Executive sources confirm to Efeagro that the differences exist and have even been the subject of recent discussion within the Delegate Commission for Economic Affairs of the Government.

After Consumption responded to the allegations made from various departments To its plan to implement Nutriscore, the Commission decided to create an inter-ministerial working group to address its approval.

A spokesman for the Ministry led by Alberto Garzon has assured that they trust that this dialogue does not prevent the Executive from regulating through a royal decree the voluntary implementation Nutriscore between September and December, as planned.

However, other sources close to the negotiation consider that it could be possible to delay regulation.

Just a month ago, the Ministry of Consumption gave the approval of Nutriscore for sure by appear in the government agreement signed by PSOE and United we can, despite the fact that there is “pressure” and a “brutal campaign” against it.

The holder of Agriculture, Fisheries and Food, Luis Planas, already warned in February that it will only support this labeling if you treat key products “fairly” of the Mediterranean diet and was “concerned” about the rating given to olive oil and Iberian sausages.

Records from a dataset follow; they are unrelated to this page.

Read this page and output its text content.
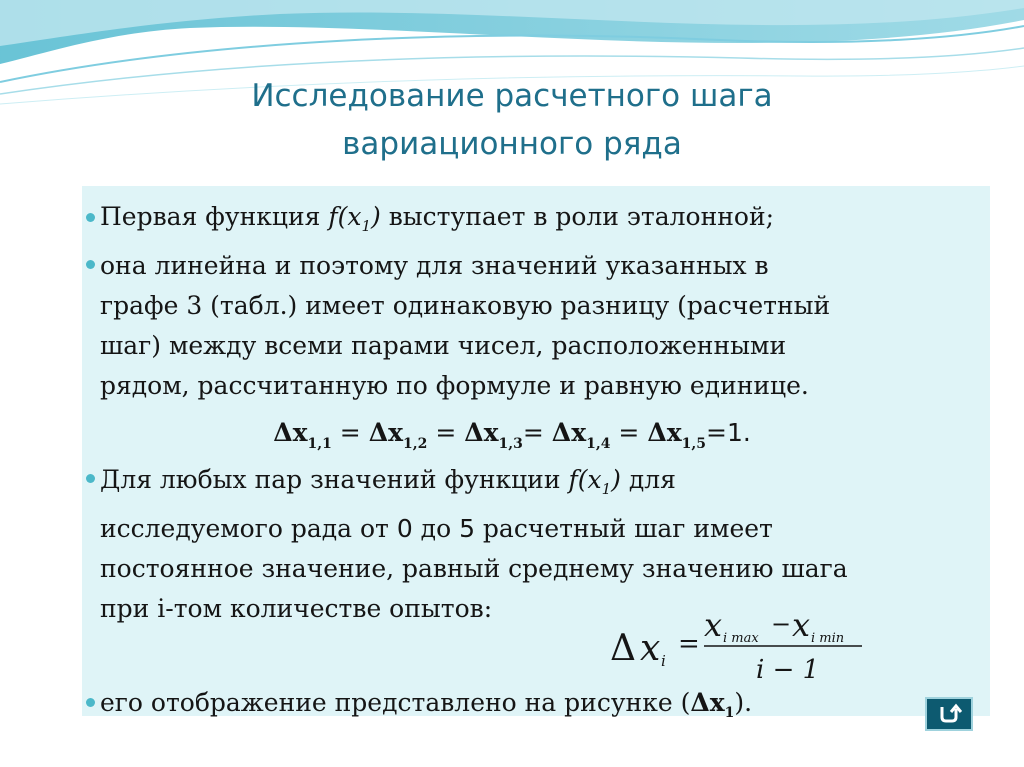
Исследование расчетного шага
вариационного ряда
Первая функция $f(x_1)$ выступает в роли эталонной;
она линейна и поэтому для значений указанных в
графе 3 (табл.) имеет одинаковую разницу (расчетный
шаг) между всеми парами чисел, расположенными
рядом, рассчитанную по формуле и равную единице.
$\Delta x_{1,1} = \Delta x_{1,2} = \Delta x_{1,3}= \Delta x_{1,4} = \Delta x_{1,5}=1$.
Для любых пар значений функции $f(x_1)$ для
исследуемого рада от 0 до 5 расчетный шаг имеет
постоянное значение, равный среднему значению шага
при i-том количестве опытов:
Δ x i
= x i max
− x i min
i − 1
его отображение представлено на рисунке $(\Delta x_1)$.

At the moment, Spain is already working on getting those responsible for Nutriscore to revise upwards the oil note.

In the scientific field it also arouses controversy: the latest example has occurred within the Spanish Federation of Nutrition, Food and Diet Societies (Fesnad), which issued an opinion against Nutriscore and advocated for “generate other options more adapted to the consumption habits of the Spanish”.

Of the eight entities who were part of Fesnad, three distanced themselves from this conclusion, reflecting the lack of consensus.

Why so much controversy

The Nutriscore is a front labeling system that gives a letter (from A to E) and a color (from green to red) after taking an average with different parameters, including calories, saturated fat, sugar and salt, to define if they are more or less healthy.

One of the most controversial issues is that the system only compares between products of the same category (that is, cereals with cereals, for example) and makes the calculation based on 100 grams (in some cases, the usual portion is significantly lower, such as oil).

The system was devised in France and is currently voluntary; Nutriscore is here also valid in Germany and Belgium, and by 2022 the European Union (EU) is expected to adopt changes in the labeling – under this model or another – on a mandatory basis.

Although in Spain it is not yet regulated, several supermarket chains and food and beverage brands have started to use it.

In practice, some experts warn that today companies can use it only in those references where they get good marks in Nutriscore and not to do so in those that get the worst rating, while when there is regulation, they should – if they choose to use it – extend it to their entire portfolio.

They can also “self-exclude“entire sectors – such as oil or sausages – as long as Brussels does not make it mandatory.

Two years on the agenda

Nutriscore has been on the political agenda in Spain since the end of 2018, when the then Minister of Health María Luisa Carcedo (PSOE) announced its implementation.

“A delay in applying Nutriscore would be related to the weight of the pressure groups seeking to block it “, says in statements to Efeagro the Spanish nutritionist and epidemiologist Pilar Galán.

A member of the team that develops this labeling in France, Galán explains that already in other countries there were differences between ministries within the same Executive, although in his opinion the key is “that the final government arbitration is favorable to the health of the population“against the arguments of an economic nature.

On the scientific level, he emphasizes that although there are “some discordant voices”, on a European scale there is a “great majority” in favor of Nutriscore and rules out that those responsible for considering modifying the calculation algorithms “to respond to economic or commercial interests.”

From the PP, your senator for Murcia Juan Maria Vazquez understands that it harms regional cheeses, ham and juices, which is why it has asked the Government to stop its implementation in the courts.